O Instituto Datafolha registrou no Tribunal Superior Eleitoral (TSE), neste sábado (13), uma nova pesquisa nacional. Ela testará o impacto de fatores externos na corrida presidencial de 2026. Além das intenções de voto, o levantamento avaliará se um eventual apoio de Donald Trump pode influenciar a escolha dos eleitores brasileiros.
A pesquisa será realizada entre os dias 17 e 19 de junho. Ela inclui cenários com o presidente Luiz Inácio Lula da Silva (PT), o senador Flávio Bolsonaro (PL-RJ), além de outros nomes já colocados como possíveis candidatos ao Palácio do Planalto.
O ponto mais incomum do questionário é a tentativa de medir a força política de um líder estrangeiro dentro do debate eleitoral brasileiro. A inclusão do tema sugere que estrategistas e institutos identificam potencial influência da política americana sobre parte do eleitorado nacional.
A decisão também expõe uma disputa simbólica dentro do campo conservador. Donald Trump se tornou uma referência para setores da direita brasileira. Por essa razão, a pesquisa buscará identificar se esse capital político ainda possui capacidade de influenciar eleitores além do núcleo já alinhado ideologicamente.
Por que o apoio de Trump virou tema de pesquisa eleitoral
A inclusão do ex-presidente americano não acontece por acaso. Desde a vitória republicana nos Estados Unidos, lideranças da direita brasileira passaram a reforçar associações com Trump . Além disso, passaram a defender pautas semelhantes às adotadas pelo movimento conservador americano.
A pesquisa tenta responder uma questão estratégica para 2026: um eventual endosso de Trump teria capacidade de ampliar votos de um candidato brasileiro ou seu efeito seria limitado ao eleitor já convencido?
Institutos costumam testar cenários hipotéticos para medir a sensibilidade do eleitor a eventos externos, apoios políticos e temas capazes de alterar campanhas. O objetivo não é prever resultados, mas identificar quais fatores têm potencial para influenciar a decisão de voto ao longo do processo eleitoral.

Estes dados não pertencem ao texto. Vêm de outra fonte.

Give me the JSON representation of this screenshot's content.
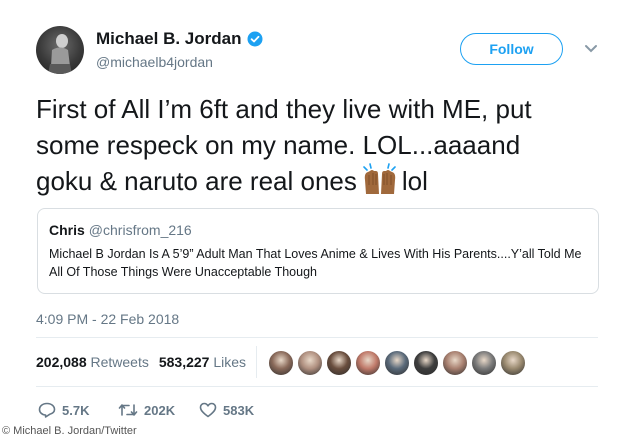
{
  "author": {
    "name": "Michael B. Jordan",
    "handle": "@michaelb4jordan",
    "verified_icon": "verified-badge-icon"
  },
  "follow_label": "Follow",
  "tweet": {
    "line1": "First of All I’m 6ft and they live with ME, put",
    "line2": "some respeck on my name. LOL...aaaand",
    "line3_before": "goku & naruto are real ones",
    "line3_after": "lol",
    "emoji": "raising-hands-icon"
  },
  "quote": {
    "name": "Chris",
    "handle": "@chrisfrom_216",
    "text": "Michael B Jordan Is A 5’9” Adult Man That Loves Anime & Lives With His Parents....Y’all Told Me All Of Those Things Were Unacceptable Though"
  },
  "timestamp": "4:09 PM - 22 Feb 2018",
  "stats": {
    "retweets_count": "202,088",
    "retweets_label": "Retweets",
    "likes_count": "583,227",
    "likes_label": "Likes"
  },
  "likers_count": 9,
  "actions": {
    "replies": "5.7K",
    "retweets": "202K",
    "likes": "583K"
  },
  "credit": "© Michael B. Jordan/Twitter",
  "colors": {
    "accent": "#1da1f2",
    "secondary_text": "#657786",
    "primary_text": "#14171a",
    "emoji_skin": "#a0693c"
  }
}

Nos bastidores eleitorais, a preocupação não é apenas medir a popularidade de Donald Trump entre brasileiros. O teste busca identificar se um apoio internacional ainda consegue alterar a decisão de eleitores indecisos ou moderados. Esse grupo costuma desempenhar papel decisivo em disputas equilibradas.
Pesquisa também testa impacto da agenda de segurança pública
Outro aspecto relevante do levantamento é a inclusão de perguntas relacionadas ao Primeiro Comando da Capital (PCC) e ao Comando Vermelho (CV). O questionário avaliará o efeito eleitoral de um eventual anúncio dos Estados Unidos envolvendo as duas facções criminosas.
A presença do tema indica que a segurança pública continua sendo monitorada como uma possível variável decisiva na disputa presidencial. Crime organizado e combate à violência permanecem entre os assuntos com maior potencial de mobilização política, especialmente em cenários de forte polarização.
A inclusão das facções no questionário ocorre em um momento em que a segurança pública voltou ao centro do debate nacional. O tema aparece de forma recorrente entre as principais preocupações apontadas por eleitores em diferentes levantamentos de opinião realizados nos últimos anos.
Diferentemente das pesquisas tradicionais, o Datafolha busca medir não apenas a preferência atual do eleitor. Ele busca também saber como acontecimentos específicos podem alterar percepções durante a pré-campanha.
O que o resultado pode revelar para as campanhas
A escolha de Trump como variável eleitoral também reflete uma mudança na forma como campanhas e institutos observam a disputa presidencial. Se em eleições anteriores os testes se concentravam em alianças nacionais e apoios partidários, fatores internacionais passaram a ser avaliados como possíveis influenciadores do voto.
Caso a pesquisa identifique impacto relevante de um eventual apoio de Trump, partidos e pré-candidatos tendem a acompanhar com mais atenção movimentos políticos internacionais capazes de repercutir entre eleitores brasileiros. Se o efeito for pequeno, a conclusão poderá ser oposta. Isso significa que a influência de lideranças estrangeiras teria alcance limitado fora de grupos já identificados politicamente.
Mais do que medir intenções de voto, o levantamento funciona como um teste antecipado dos temas que podem ganhar espaço na corrida ao Planalto. Os resultados deverão indicar não apenas a força dos candidatos avaliados, mas também quais narrativas têm maior potencial de influenciar o eleitorado brasileiro antes da abertura oficial da campanha de 2026.